The University of Southern Mississippi’s Humanities Teacher Award committee has selected Dr. Timothy Gutmann, an assistant professor of religion in the Philosophy, Religion and Law program in the School of Humanities, to receive the award administered through the Mississippi Humanities Council (MHC). Each year, the MHC invites colleges and universities across the state to select a humanities professor at their institution to honor for excellence in teaching.

“The award means a great deal to me,” said Gutmann. “It lets me join the conversation about how to advocate for the humanities and celebrate the richness humanities education has brought to our lives.”

Award recipients present a public lecture, receive a cash award from the MHC and attend the annual awards gala in Jackson, Miss.

Gutmann’s public lecture, titled “Can Ancient Chinese Philosophy Make America Read Again?”, is set for Thursday, Feb. 26, at 5:30 p.m. in Gonzales Auditorium in the Liberal Arts Building (LAB 108) on the Southern Miss Hattiesburg campus. The lecture is free and open to the public. 

His lecture will explore worldwide declines in reading comprehension among young people and declining interest in reading among adults, along with examples from Chinese history that show how reading shaped education and everyday life in the last 1,000 years of the empire.

Gutmann said he hopes the audience will leave with a renewed perspective on how imperial China’s Confucian scholarly traditions can influence personal flourishing, critical decision-making and a healthy society.

A scholar of Islamic and East Asian thought, Gutmann focuses on education, politics and culture. His forthcoming book, Reform School, studies the emergence of mass education in Egypt and China in the late 1800s.

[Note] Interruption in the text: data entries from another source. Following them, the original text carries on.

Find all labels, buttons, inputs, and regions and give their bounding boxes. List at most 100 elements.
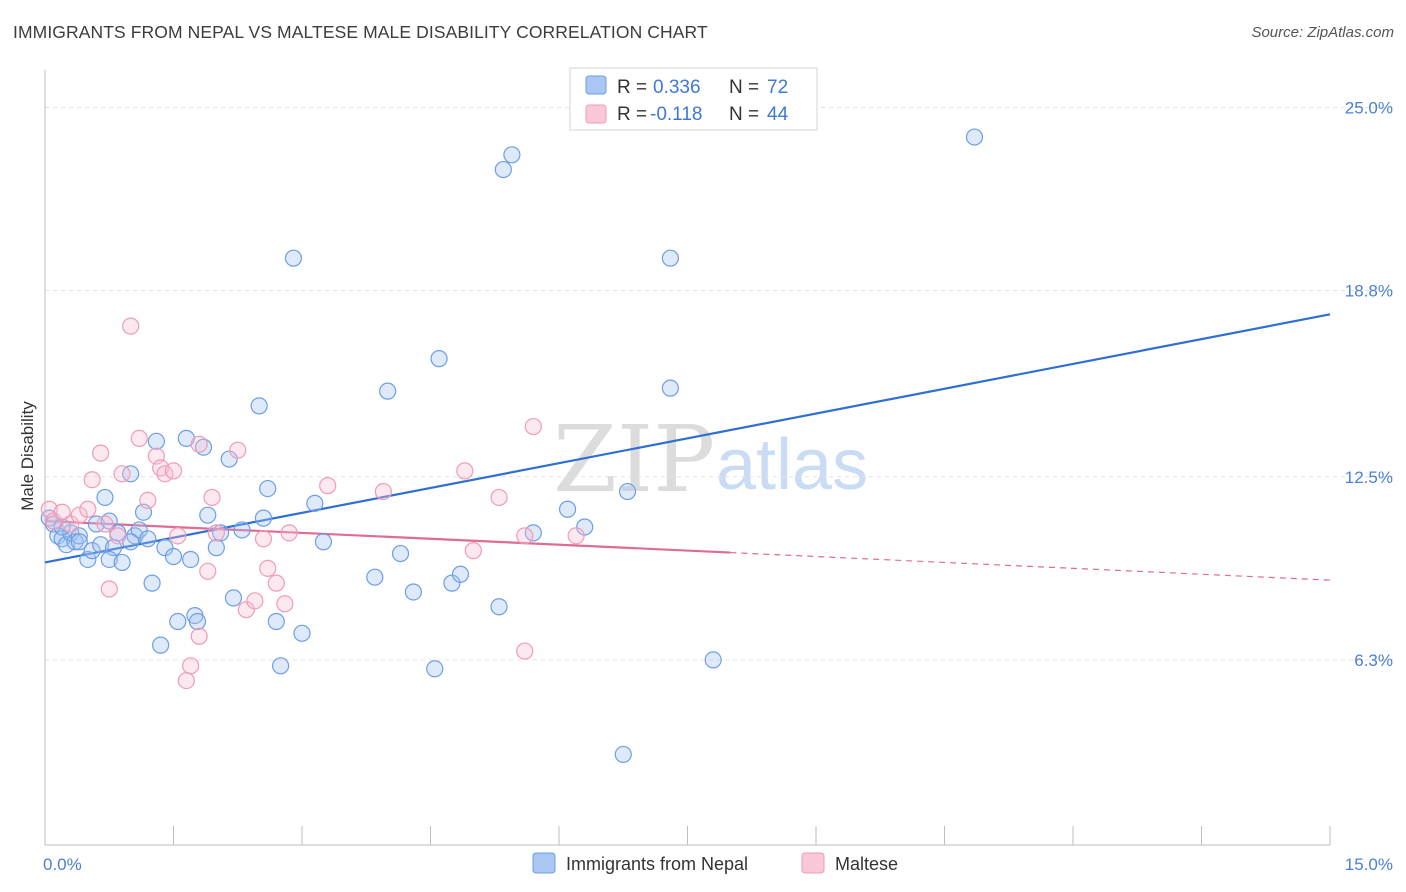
maltese-point-43 xyxy=(190,435,208,453)
bottom-legend-label-maltese: Maltese xyxy=(835,854,898,874)
y-axis-label: Male Disability xyxy=(18,401,37,511)
maltese-point-9 xyxy=(100,580,118,598)
maltese-point-2 xyxy=(53,503,71,521)
trend-lines xyxy=(44,313,1331,581)
y-tick-label-3: 25.0% xyxy=(1345,99,1393,118)
nepal-point-25 xyxy=(152,636,170,654)
watermark: ZIP atlas xyxy=(553,406,868,513)
maltese-point-40 xyxy=(524,417,542,436)
legend-swatch-nepal xyxy=(585,75,607,95)
bottom-legend-label-nepal: Immigrants from Nepal xyxy=(566,854,748,874)
legend-n-value-nepal: 72 xyxy=(767,77,788,98)
gridlines xyxy=(45,107,1393,661)
stats-legend: R = 0.336 N = 72 R = -0.118 N = 44 xyxy=(569,67,818,131)
maltese-point-42 xyxy=(516,642,534,660)
maltese-point-32 xyxy=(276,595,294,613)
nepal-point-45 xyxy=(293,624,311,642)
stats-legend-box xyxy=(569,67,818,131)
legend-n-value-maltese: 44 xyxy=(767,104,789,125)
nepal-point-35 xyxy=(207,539,225,557)
chart-title: IMMIGRANTS FROM NEPAL VS MALTESE MALE DI… xyxy=(13,22,708,42)
nepal-point-70 xyxy=(70,533,88,551)
nepal-point-17 xyxy=(113,553,131,572)
nepal-point-53 xyxy=(430,350,448,368)
nepal-point-67 xyxy=(704,651,722,669)
maltese-point-3 xyxy=(62,515,80,533)
nepal-point-8 xyxy=(79,550,97,569)
maltese-point-20 xyxy=(177,671,195,690)
maltese-point-38 xyxy=(490,488,508,507)
maltese-point-19 xyxy=(169,527,187,545)
maltese-point-14 xyxy=(139,491,157,509)
legend-swatch-maltese xyxy=(585,104,607,124)
legend-r-label-maltese: R = xyxy=(617,104,647,125)
maltese-point-37 xyxy=(464,542,482,560)
data-points xyxy=(40,128,984,764)
nepal-point-39 xyxy=(224,589,243,607)
nepal-point-64 xyxy=(618,482,637,501)
nepal-point-68 xyxy=(965,128,984,146)
nepal-point-48 xyxy=(314,533,333,551)
nepal-point-54 xyxy=(426,660,444,678)
nepal-point-26 xyxy=(156,539,174,557)
maltese-point-4 xyxy=(70,506,88,524)
maltese-point-39 xyxy=(516,527,534,545)
maltese-trend-line xyxy=(44,519,731,554)
bottom-legend-swatch-nepal xyxy=(532,852,556,874)
y-tick-label-1: 12.5% xyxy=(1345,468,1393,487)
maltese-trend-line-projection xyxy=(730,551,1331,581)
nepal-point-55 xyxy=(443,574,461,592)
nepal-point-16 xyxy=(100,550,118,569)
bottom-legend: Immigrants from Nepal Maltese xyxy=(532,852,898,874)
nepal-point-30 xyxy=(182,550,200,569)
nepal-trend-line xyxy=(44,313,1331,564)
maltese-point-25 xyxy=(207,524,225,542)
legend-r-label-nepal: R = xyxy=(617,77,647,98)
maltese-point-1 xyxy=(44,512,63,530)
nepal-point-51 xyxy=(391,544,410,563)
maltese-point-41 xyxy=(567,527,585,545)
nepal-point-7 xyxy=(70,527,88,545)
watermark-atlas: atlas xyxy=(716,425,868,505)
axes xyxy=(44,70,1331,846)
source-label: Source: ZipAtlas.com xyxy=(1251,24,1394,41)
maltese-point-12 xyxy=(122,317,140,335)
maltese-point-23 xyxy=(199,562,217,580)
nepal-point-61 xyxy=(558,500,577,518)
x-axis-ticks: 0.0% 15.0% xyxy=(43,855,1393,874)
nepal-point-40 xyxy=(250,397,268,415)
nepal-point-63 xyxy=(614,745,632,764)
maltese-point-33 xyxy=(280,524,298,542)
nepal-point-32 xyxy=(188,612,207,631)
nepal-point-59 xyxy=(503,146,521,164)
nepal-point-23 xyxy=(143,574,161,592)
x-tick-label-1: 15.0% xyxy=(1345,855,1393,874)
maltese-point-26 xyxy=(229,441,247,459)
nepal-point-34 xyxy=(199,506,217,524)
nepal-point-44 xyxy=(271,657,290,675)
maltese-point-24 xyxy=(203,488,221,507)
nepal-point-42 xyxy=(259,479,277,498)
maltese-point-35 xyxy=(374,482,392,501)
maltese-point-5 xyxy=(79,500,97,518)
nepal-point-50 xyxy=(379,382,397,400)
nepal-point-22 xyxy=(139,530,157,548)
nepal-point-46 xyxy=(284,249,303,267)
maltese-point-21 xyxy=(182,657,200,675)
nepal-point-58 xyxy=(494,160,512,179)
nepal-point-24 xyxy=(147,432,165,450)
nepal-point-38 xyxy=(220,450,238,468)
maltese-point-36 xyxy=(456,462,474,480)
nepal-point-43 xyxy=(267,612,285,631)
nepal-point-36 xyxy=(212,524,230,542)
legend-r-value-maltese: -0.118 xyxy=(650,104,702,125)
y-tick-label-2: 18.8% xyxy=(1345,282,1393,301)
nepal-point-65 xyxy=(661,379,679,397)
x-tick-label-0: 0.0% xyxy=(43,855,82,874)
nepal-point-11 xyxy=(92,536,110,554)
nepal-point-47 xyxy=(306,494,324,512)
maltese-point-22 xyxy=(190,627,208,645)
bottom-legend-swatch-maltese xyxy=(801,852,825,874)
maltese-point-10 xyxy=(109,527,127,545)
nepal-point-37 xyxy=(233,521,251,539)
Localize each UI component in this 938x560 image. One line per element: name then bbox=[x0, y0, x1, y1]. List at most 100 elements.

Gutmann is praised by colleagues for his willingness to engage students in active learning. His approach to the public lecture, rooted in his classroom teaching, centers on creating a community of inquiry and the belief that collaborative learning and discovery can challenge audiences and promote change.

“He is continually revising his classroom pedagogy in innovative ways to keep and enhance student interest,” said Dr. Paula Smithka, program coordinator for the Philosophy, Religion and Law program.

“Dr. Gutmann’s concern for education, the humanities and cultivating student success is on display in his lecture,” said Dr. Brian LaPierre, director of the School of Humanities. “His reflection on the problem of encouraging close student reading and his approach of applying Confucian philosophy to our present-day challenges will make for a great presentation.”